George Curry: Aligning innovation processes with livelihood and socio-cultural priorities
On 9 January, George Curry will deliver a talk on ‘Aligning innovation processes with livelihood and socio-cultural priorities: towards an understanding of the socio-cultural and economic factors that influence innovation adoption in farming households in Papua New Guinea’.
The low rate of technology adoption has long been recognised as a key constraint on improving productivity, income and yields in farming, particularly in developing countries where market-based systems of production are not well developed. While there is now a vast literature on the factors associated with innovation and technology adoption, most of this literature reports on correlations between propensity to adopt and household socio-demographic and economic characteristics such as age of household head, educational level, farm size and financial and capital assets. Much less studied is the role of socio-cultural factors and non-market values in adoption and innovation, that remain very much a black box in this field of research.

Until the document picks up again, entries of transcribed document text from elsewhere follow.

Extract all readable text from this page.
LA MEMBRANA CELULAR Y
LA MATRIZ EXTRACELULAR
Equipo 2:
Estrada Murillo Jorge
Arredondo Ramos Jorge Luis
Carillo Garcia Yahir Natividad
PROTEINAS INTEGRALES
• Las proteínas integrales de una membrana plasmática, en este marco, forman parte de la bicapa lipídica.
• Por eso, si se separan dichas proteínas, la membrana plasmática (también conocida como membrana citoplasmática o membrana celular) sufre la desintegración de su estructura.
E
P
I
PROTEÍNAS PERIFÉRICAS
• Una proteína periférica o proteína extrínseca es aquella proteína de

In this presentation, I will begin to open the black box to begin a preliminary investigation of adoption and innovation along several socio-cultural and economic dimensions such as intra-household relations; tensions between modern and traditional farming practices in how labour is mobilised and remunerated; land access and tenure; and the indigenous socio-economic and cultural values underpinning production, consumption and distribution. This is not to deny the very real barriers to adoption and innovation posed by technical, financial and educational/knowledge constraints, but to highlight the value of investigating the less well understood factors of indigenous values, habits, and socio-cultural institutions that can influence social innovation and technology adoption.